Al cabo de media hora todos se pusieron de pie y vimos a los policías bloquear ambos sentidos de la carretera. Poco tiempo después, llegó al entronque una procesión de unas 70 personas, de los cuales 25 habrán sido músicos con instrumentos de cuerda, tambores y platillos, aunque sin mucha armonía.
Otros 20 iban cargando sobre sus hombros una tremenda torre donde de pie, dentro de un sarcófago envuelto de diversas telas, iba la señora, escoltada de dos sacerdotes vestidos completamente de blanco. Me recordó un poco las descripciones que había leído o escuchado sobre la caravana de Atahualpa cuando se encuentra con el culero de Pizarro.
Antes de bajar hacia el cementerio, para despistar al espíritu de la difunta, la procesión dio tres vueltas a un árbol que está justo en la intersección. Mientras tanto, la fila de autos y camiones detenidos seguía extendiéndose por centenas de metros, sin que en todo este tiempo se escuchara un solo claxonazo.
Por fin llegaron al cementerio y en una explanada de pasto encontraron lista la parrilla donde colocarían el cuerpo luego de varios ritos y bendiciones. Poco a poco fueron abriendo la torre y sacando el cuerpo envuelto en seda blanca, recostándola cuidadosamente sobre los brazos de sus parientes y amigos para ser depositada sobre la parrilla.
Comenzaron otras bendiciones, ahora coordinadas por Ketut, el banjar o jefe del pueblo, y luego se acercaron familiares y amigos a colocar ciertos objetos apreciados por la señora o que representaban la amistad que habían tenido con ella.
También colocaron muestras de sus platillos favoritos y algunas ofrendas. Entre todos, comenzaron a encender la tela que la envolvía. Finalmente llegó un joven con dos tanques de gas y un lanza llamas a asegurarse de que todo incendiara correctamente. Fue envolviendo la parrilla de placas de fierro para contener las llamas y mantener una alta temperatura alrededor del cuerpo.

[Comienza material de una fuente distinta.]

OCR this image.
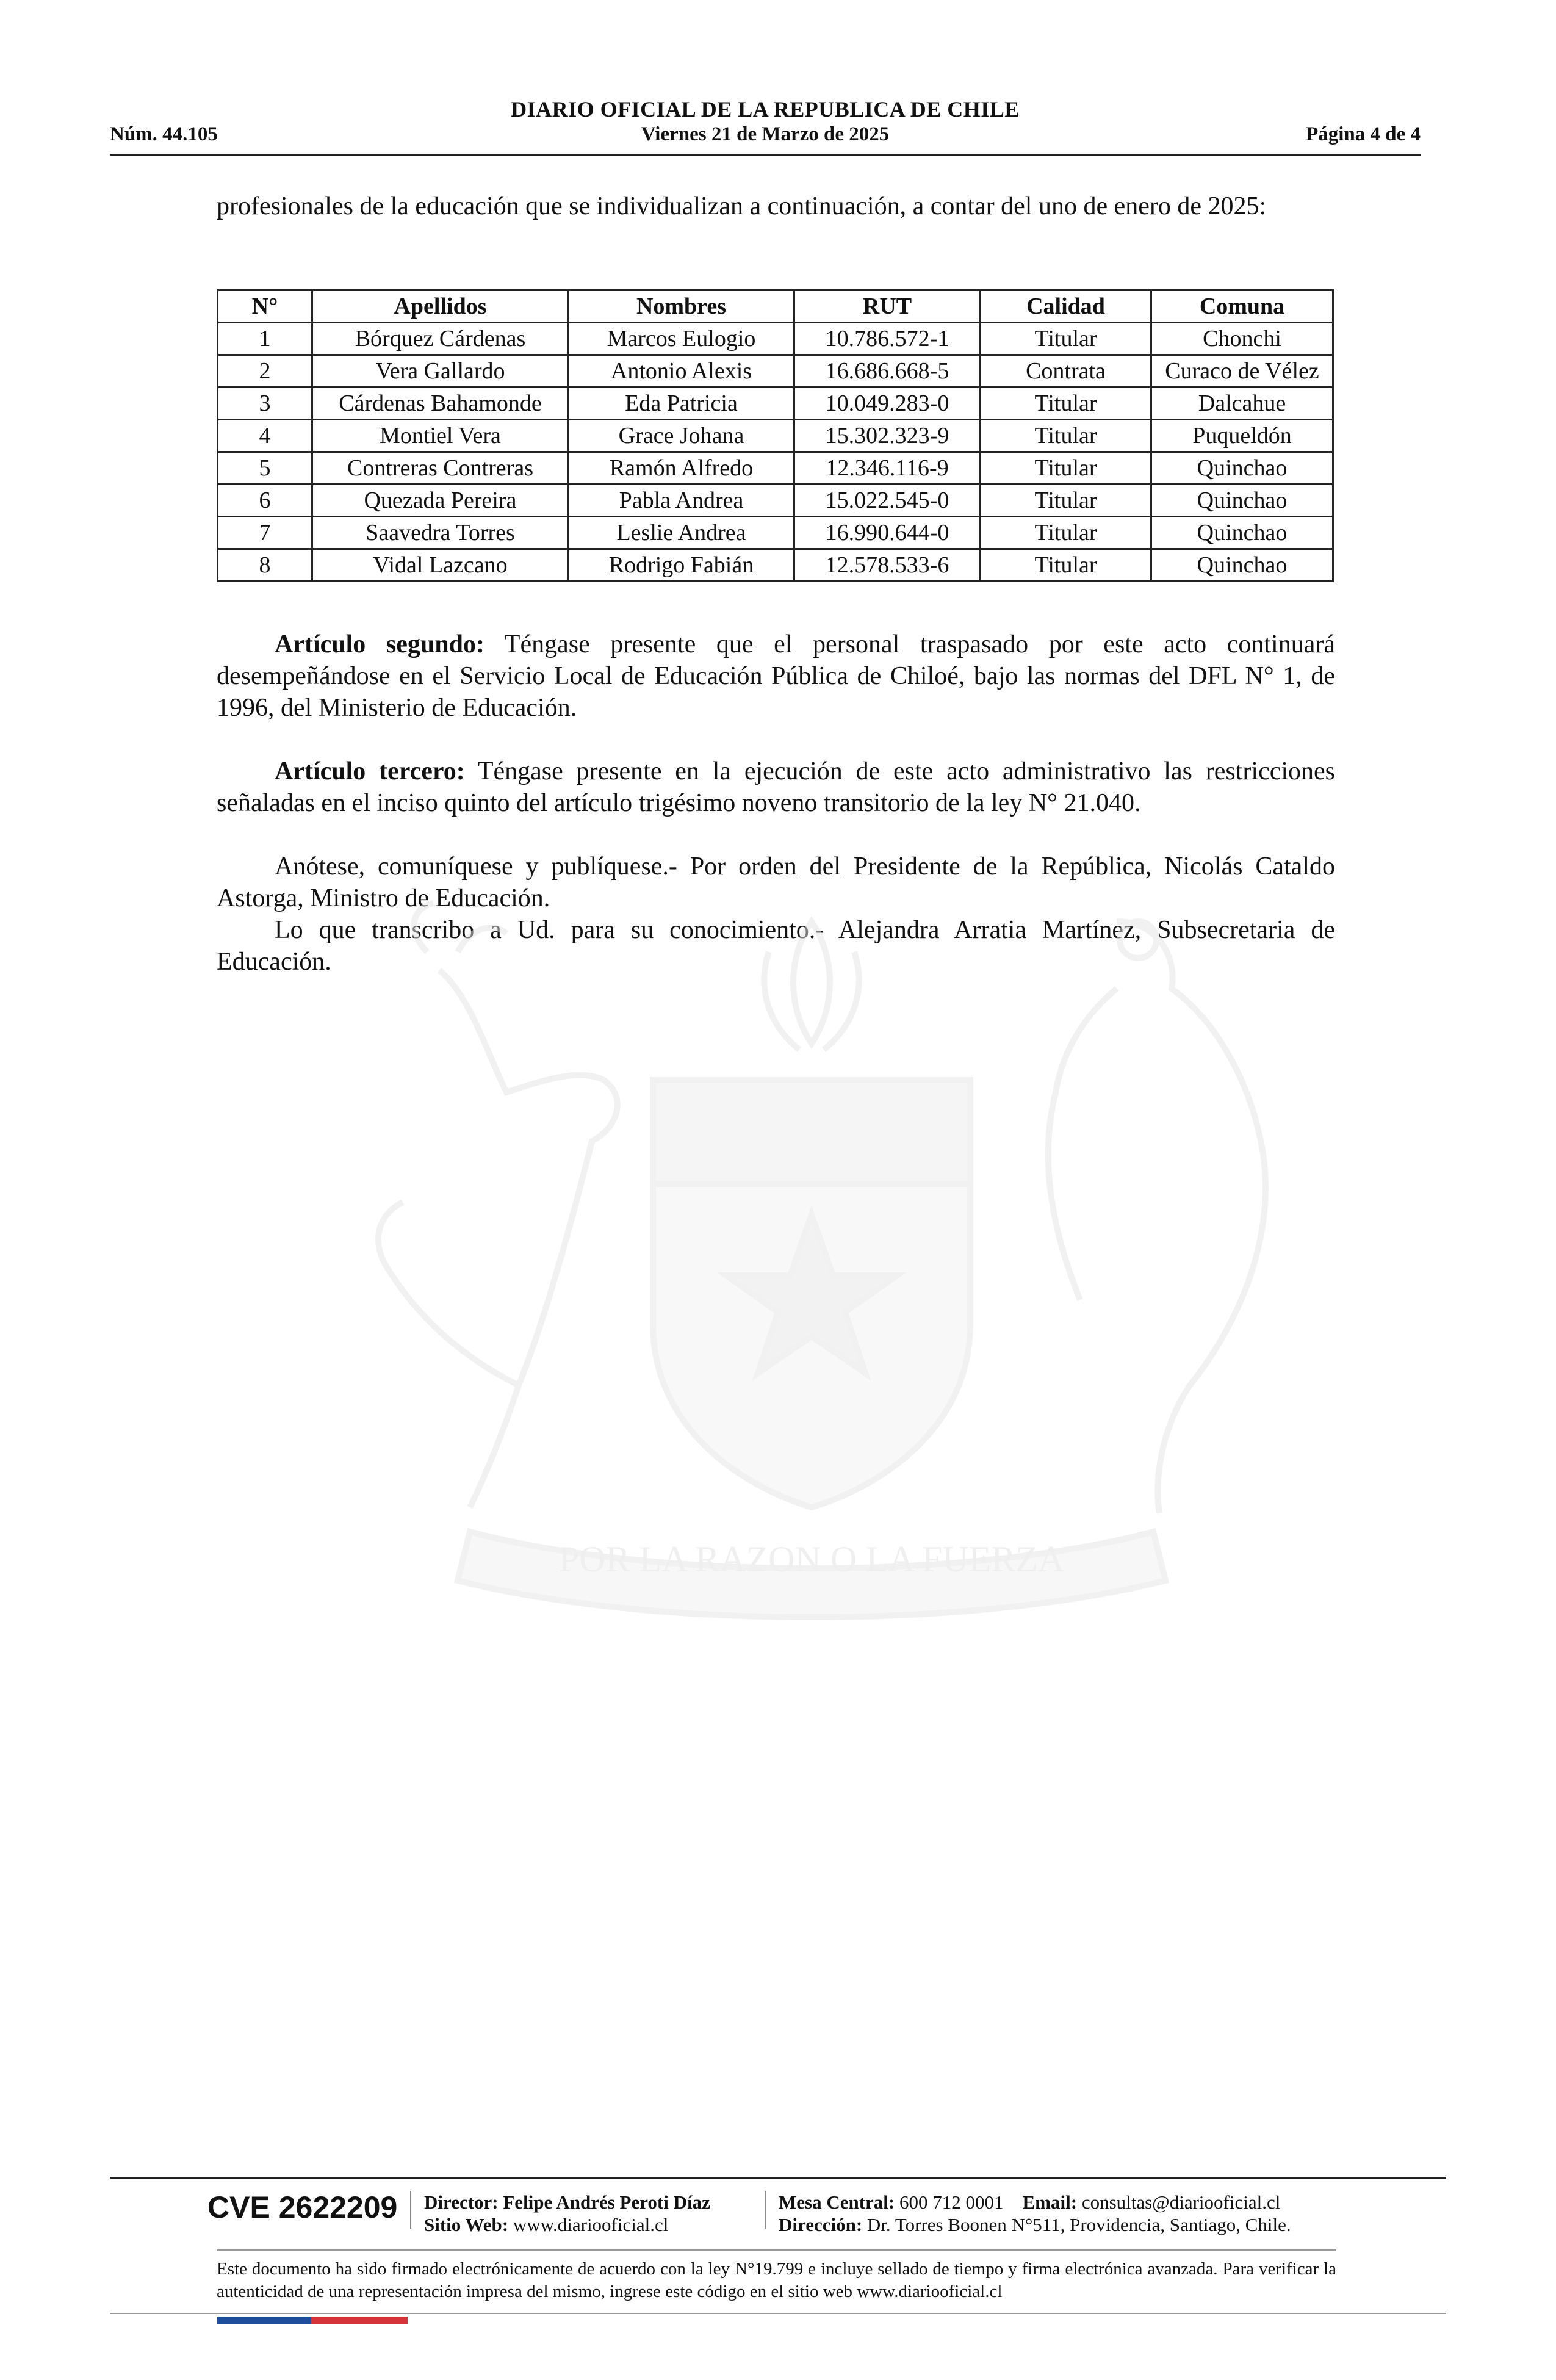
DIARIO OFICIAL DE LA REPUBLICA DE CHILE
Núm. 44.105	Viernes 21 de Marzo de 2025	Página 4 de 4

profesionales de la educación que se individualizan a continuación, a contar del uno de enero de 2025:

N°	Apellidos	Nombres	RUT	Calidad	Comuna
1	Bórquez Cárdenas	Marcos Eulogio	10.786.572-1	Titular	Chonchi
2	Vera Gallardo	Antonio Alexis	16.686.668-5	Contrata	Curaco de Vélez
3	Cárdenas Bahamonde	Eda Patricia	10.049.283-0	Titular	Dalcahue
4	Montiel Vera	Grace Johana	15.302.323-9	Titular	Puqueldón
5	Contreras Contreras	Ramón Alfredo	12.346.116-9	Titular	Quinchao
6	Quezada Pereira	Pabla Andrea	15.022.545-0	Titular	Quinchao
7	Saavedra Torres	Leslie Andrea	16.990.644-0	Titular	Quinchao
8	Vidal Lazcano	Rodrigo Fabián	12.578.533-6	Titular	Quinchao

Artículo segundo: Téngase presente que el personal traspasado por este acto continuará desempeñándose en el Servicio Local de Educación Pública de Chiloé, bajo las normas del DFL N° 1, de 1996, del Ministerio de Educación.

Artículo tercero: Téngase presente en la ejecución de este acto administrativo las restricciones señaladas en el inciso quinto del artículo trigésimo noveno transitorio de la ley N° 21.040.

Anótese, comuníquese y publíquese.- Por orden del Presidente de la República, Nicolás Cataldo Astorga, Ministro de Educación.

Lo que transcribo a Ud. para su conocimiento.- Alejandra Arratia Martínez, Subsecretaria de Educación.

POR LA RAZON O LA FUERZA
CVE 2622209 Director: Felipe Andrés Peroti Díaz
Sitio Web: www.diariooficial.cl
Mesa Central: 600 712 0001 Email: consultas@diariooficial.cl
Dirección: Dr. Torres Boonen N°511, Providencia, Santiago, Chile.
Este documento ha sido firmado electrónicamente de acuerdo con la ley N°19.799 e incluye sellado de tiempo y firma electrónica avanzada. Para verificar la autenticidad de una representación impresa del mismo, ingrese este código en el sitio web www.diariooficial.cl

En todo este tiempo no vimos ni una lagrima ni un rostro desalmado; todos se veían concentrados en su tarea: procurar que el espíritu se vaya en paz y el alma alcance el cielo. Nosotros, en cambio, como moscas en la sopa, sabíamos que nuestra presencia en la ceremonia causaba curiosidad y quizás molestia, así que permanecíamos alertas a cualquier comentario o mirada rara mientras presenciábamos todo esto a unos veinte metros de las llamas, respetuosamente, bajo la sombra de una palmera, viendo como el fuego lo consumía todo y la gente observaba con mucha atención.
Vino entonces un señor a decirnos, con una cara muy seria y de pocos amigos, que nos alejáramos de la palmera. Primero pensé que era por nuestra ubicación respecto a la parrilla, que quizás afectaba el paso del espíritu o la conexión con el templo del cementerio. Luego pensé en el curioso énfasis con el que apuntó a la copa de la palmera y, no viendo ningún monkiki, concluí que simplemente nos estaba alertando sobre el potencial descalabro por un coco.

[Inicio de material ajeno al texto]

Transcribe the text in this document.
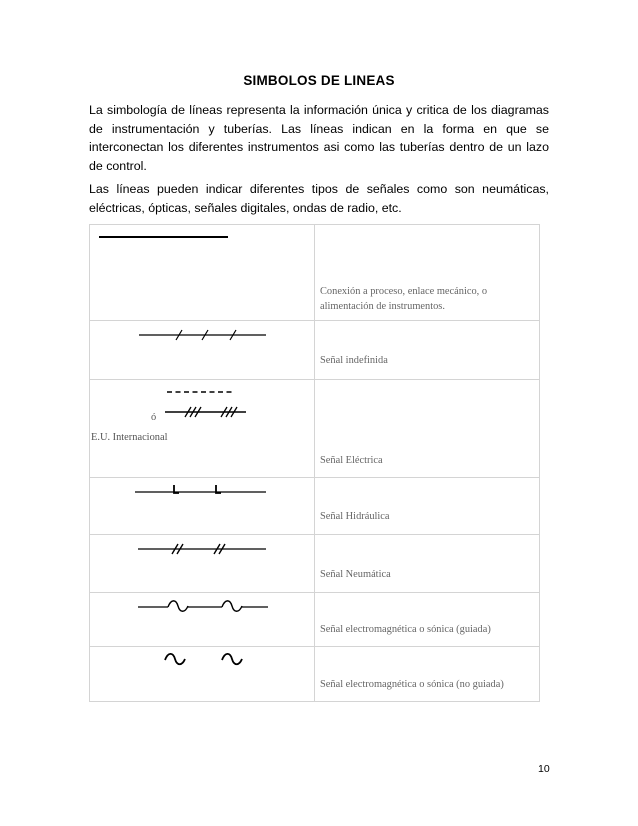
SIMBOLOS DE LINEAS

La simbología de líneas representa la información única y critica de los diagramas de instrumentación y tuberías. Las líneas indican en la forma en que se interconectan los diferentes instrumentos asi como las tuberías dentro de un lazo de control.

Las líneas pueden indicar diferentes tipos de señales como son neumáticas, eléctricas, ópticas, señales digitales, ondas de radio, etc.

Conexión a proceso, enlace mecánico, o
alimentación de instrumentos.

Señal indefinida

ó
E.U. Internacional	Señal Eléctrica

Señal Hidráulica

Señal Neumática

Señal electromagnética o sónica (guiada)

Señal electromagnética o sónica (no guiada)
10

Nos quedamos hipnotizados un largo rato por la hoguera, pero como ya no teníamos una sombra que nos protegiera del sol que ya se acercaba al zenit, empezamos a alejarnos, despidiéndonos de cuanto lalanglinggués encontrábamos camino al entronque, donde Juanita Chantik se había quedado desde varias horas antes. Saludamos cordialmente a los policías -aunque con miedo a despertar su hambre por una mordida- y descendimos hacia la playa, esquivando a los músicos, amigos y familiares que habían elegido sentarse sobre la calle en lo que terminaba de consumirse el fuego. El resto del día se fue atendiendo pendientes administrativos de México y paseando por la playa con Sacha y Lourenço, quien había venido desde Canggu a pasar el día y ver si las olas lo recibían con brazos abiertos, pero estas no habían hecho más que crecer.
Poco antes del atardecer, la procesión llegó al Surf Camp y, luego de varias ceremonias y bendiciones, esparcieron las cenizas en el mar. Se quedaron congregados en la playa una hora o dos, a ratos muy solemnes, otros conversando alegremente, probablemente sobre los buenos ratos que habían disfrutado en esa misma playa con la señora y, quizás, lo importante que es que quienes siguen con vida en la tierra sean felices y continúen acumulando ese buen karma que los acercará a moksa.